I also watch queue lengths for Sidekiq. When a queue grows, I send an alert. RedisCloud–style metrics let me see command latencies. A sudden increase in latency often means the Redis instance is under memory pressure or the network is saturated.
You can expose these metrics via a simple endpoint and scrape them with Prometheus, or push them to a time series database.
Pghero – See into your database shoulders
PostgreSQL is a workhorse, but it hides its problems. Long-running queries, missing indexes, table bloat—these accumulate over time. Pghero opens the hood.
gem 'pghero'
Mount the dashboard at /pghero in your routes. You get a web UI showing slow queries, index recommendations, and space usage. It even shows which queries are locked waiting for a table.
I added Pghero to our production app. The first thing I saw: a query that scanned the entire orders table, taking 45 seconds. It was from a background job that ran every hour. I added an index on created_at. The query dropped to 50 milliseconds.
Pghero can also emit metrics to Prometheus. You hit /pghero/metrics and get a text format. I scrape that into Grafana. Now I see database load in the same dashboard as request latency and error rates.
The best part: it’s read-only. No risk of accidentally running a destructive operation.
Putting it all together
These gems don’t compete. They complete each other.
Scout and AppSignal give you end-to-end transaction tracing. They tell you “this request is slow because of this SQL query in this file”. Lograge structures the noise so you can search and alert efficiently. Yabeda lets you instrument business events that no generic tool can guess. Rollbar groups errors intelligently and ties them to deploys. RedisCloud and Pghero watch the infrastructure that your code depends on.
When you combine them, you get a system that tells you not only that something is wrong, but exactly what needs to change.

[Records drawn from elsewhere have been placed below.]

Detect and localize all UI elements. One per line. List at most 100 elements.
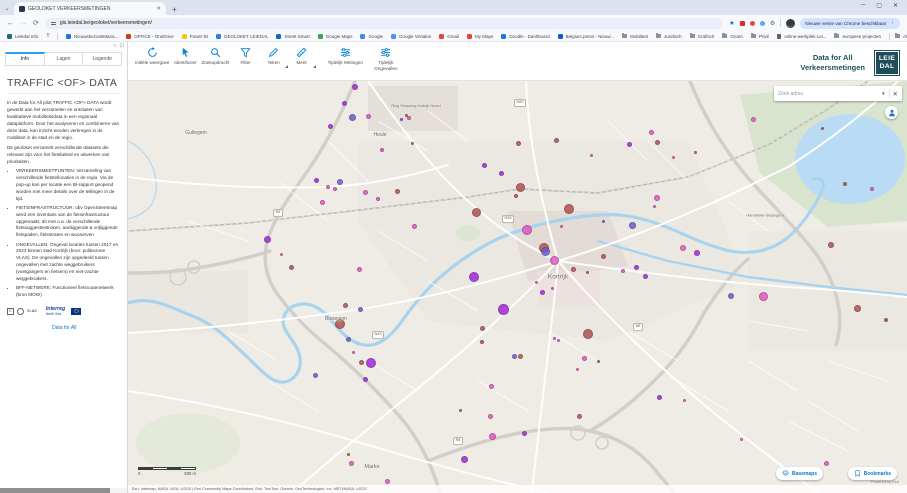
measurement-point[interactable] bbox=[348, 113, 356, 121]
tab-close-icon[interactable]: ✕ bbox=[156, 6, 161, 12]
measurement-point[interactable] bbox=[341, 100, 347, 106]
bookmark-folder[interactable]: Grafisch bbox=[689, 33, 714, 39]
measurement-point[interactable] bbox=[399, 117, 403, 121]
locate-me-button[interactable] bbox=[885, 106, 898, 119]
tab-info[interactable]: Info bbox=[5, 52, 45, 66]
measurement-point[interactable] bbox=[654, 195, 660, 201]
measurement-point[interactable] bbox=[481, 162, 487, 168]
bookmark-item[interactable]: Google Maps bbox=[317, 33, 352, 39]
measurement-point[interactable] bbox=[488, 432, 496, 440]
measurement-point[interactable] bbox=[327, 123, 333, 129]
bookmark-item[interactable]: OFFICE - OneDrive bbox=[126, 33, 174, 39]
measurement-point[interactable] bbox=[411, 223, 417, 229]
measurement-point[interactable] bbox=[407, 116, 411, 120]
measurement-point[interactable] bbox=[549, 255, 559, 265]
measurement-point[interactable] bbox=[853, 304, 861, 312]
extensions-icon[interactable]: ⚙ bbox=[770, 20, 775, 27]
measurement-point[interactable] bbox=[758, 291, 768, 301]
measurement-point[interactable] bbox=[654, 139, 660, 145]
measurement-point[interactable] bbox=[380, 148, 384, 152]
measurement-point[interactable] bbox=[469, 272, 479, 282]
bookmark-folder[interactable]: Juridisch bbox=[655, 33, 682, 39]
measurement-point[interactable] bbox=[480, 340, 484, 344]
bookmark-folder[interactable]: Groen bbox=[722, 33, 743, 39]
measurement-point[interactable] bbox=[583, 329, 593, 339]
forward-icon[interactable]: → bbox=[20, 20, 27, 27]
measurement-point[interactable] bbox=[345, 336, 351, 342]
measurement-point[interactable] bbox=[656, 394, 662, 400]
measurement-point[interactable] bbox=[521, 430, 527, 436]
measurement-point[interactable] bbox=[828, 242, 834, 248]
clear-search-icon[interactable]: ✕ bbox=[893, 90, 898, 98]
measurement-point[interactable] bbox=[680, 245, 686, 251]
measurement-point[interactable] bbox=[515, 182, 525, 192]
measurement-point[interactable] bbox=[348, 460, 354, 466]
measurement-point[interactable] bbox=[346, 452, 350, 456]
measurement-point[interactable] bbox=[337, 179, 343, 185]
measurement-point[interactable] bbox=[682, 398, 686, 402]
measurement-point[interactable] bbox=[365, 113, 371, 119]
basemaps-button[interactable]: Basemaps bbox=[775, 467, 823, 480]
measurement-point[interactable] bbox=[515, 140, 521, 146]
extension-icon[interactable] bbox=[759, 20, 765, 26]
measurement-point[interactable] bbox=[581, 355, 587, 361]
measurement-point[interactable] bbox=[576, 413, 582, 419]
collapse-panel-icon[interactable]: « bbox=[113, 43, 116, 49]
measurement-point[interactable] bbox=[652, 204, 656, 208]
bookmark-item[interactable]: Doodle - Dashboard bbox=[501, 33, 550, 39]
measurement-point[interactable] bbox=[333, 187, 337, 191]
chrome-update-button[interactable]: Nieuwe versie van Chrome beschikbaar ⋮ bbox=[800, 17, 900, 29]
measurement-point[interactable] bbox=[376, 197, 380, 201]
measurement-point[interactable] bbox=[511, 353, 517, 359]
measurement-point[interactable] bbox=[575, 367, 579, 371]
measurement-point[interactable] bbox=[823, 460, 829, 466]
measurement-point[interactable] bbox=[351, 350, 355, 354]
bookmark-item[interactable]: GEOLOKET LEIEDAL bbox=[216, 33, 268, 39]
fold-panel-icon[interactable]: ⊡ bbox=[119, 43, 124, 49]
measurement-point[interactable] bbox=[564, 204, 574, 214]
measurement-point[interactable] bbox=[279, 252, 283, 256]
bookmark-item[interactable]: Gmail bbox=[439, 33, 459, 39]
initial-view-button[interactable]: Initiële weergave bbox=[133, 45, 171, 68]
measurement-point[interactable] bbox=[362, 376, 368, 382]
tab-search-icon[interactable]: ⌄ bbox=[0, 2, 14, 15]
measurement-point[interactable] bbox=[739, 437, 743, 441]
reload-icon[interactable]: ⟳ bbox=[33, 20, 39, 27]
bookmark-folder[interactable]: Mobiliteit bbox=[622, 33, 648, 39]
bookmark-item[interactable]: My Maps bbox=[467, 33, 493, 39]
measurement-point[interactable] bbox=[628, 221, 636, 229]
bookmark-item[interactable]: Leiedal Info bbox=[7, 33, 38, 39]
measurement-point[interactable] bbox=[357, 306, 363, 312]
measurement-point[interactable] bbox=[522, 225, 532, 235]
extension-icon[interactable] bbox=[739, 20, 745, 26]
bookmark-item[interactable]: NieuwsbezoekMana... bbox=[65, 33, 118, 39]
measurement-point[interactable] bbox=[366, 358, 376, 368]
data-for-all-link[interactable]: Data for All bbox=[52, 325, 76, 331]
search-input[interactable]: Zoek adres bbox=[778, 91, 878, 97]
scrollbar-thumb[interactable] bbox=[0, 488, 110, 493]
profile-avatar[interactable] bbox=[786, 18, 796, 28]
bookmark-item[interactable]: online-werkplek Lei... bbox=[777, 33, 826, 39]
bookmark-item[interactable]: Google bbox=[360, 33, 383, 39]
bookmark-item[interactable]: Street Smart bbox=[276, 33, 310, 39]
back-icon[interactable]: ← bbox=[7, 20, 14, 27]
measurement-point[interactable] bbox=[648, 129, 654, 135]
filter-button[interactable]: Filter bbox=[232, 45, 260, 68]
bookmark-folder[interactable]: europese projecten bbox=[834, 33, 881, 39]
bookmark-item[interactable]: Google Vertalen bbox=[391, 33, 431, 39]
measurement-point[interactable] bbox=[820, 126, 824, 130]
measurement-point[interactable] bbox=[633, 264, 639, 270]
measurement-point[interactable] bbox=[589, 153, 593, 157]
measurement-point[interactable] bbox=[319, 199, 325, 205]
all-bookmarks-button[interactable]: Alle bookmarks bbox=[895, 33, 907, 39]
tab-lagen[interactable]: Lagen bbox=[44, 52, 84, 66]
extension-icon[interactable] bbox=[749, 20, 755, 26]
search-button[interactable]: Zoekopdracht bbox=[199, 45, 231, 68]
measurement-point[interactable] bbox=[497, 303, 509, 315]
measurement-point[interactable] bbox=[694, 250, 700, 256]
bookmark-item[interactable]: Power BI bbox=[181, 33, 208, 39]
measurement-point[interactable] bbox=[626, 141, 632, 147]
measurement-point[interactable] bbox=[552, 336, 556, 340]
measurement-point[interactable] bbox=[342, 302, 348, 308]
measurement-point[interactable] bbox=[596, 359, 600, 363]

I once had a production incident where signups failed for ten minutes. Scout showed that the signup controller timed out on a database query. Lograge confirmed that all failing requests hit the same controller with the same params. Rollbar grouped the exceptions with a user_id. Pghero showed a missing index on users.email. Yabeda’s signup counter went to zero. RedisCloud showed a Sidekiq queue backing up because jobs couldn’t find the user.
Each gem provided one piece. Together, they painted the full picture. I added the index, restarted the queue, and everything returned to normal within five minutes.
You don’t need a PhD to set these up. Add the gems, configure the API keys, and let them run. The insights will come. Production runs itself—until it doesn’t. When it doesn’t, you want these tools waiting.
Start with one. I recommend ScoutAPM or AppSignal. Then add Lograge next. The others you can add as you grow. But don’t wait until the knot in your stomach returns. Add them now, while everything is calm. You’ll thank yourself later.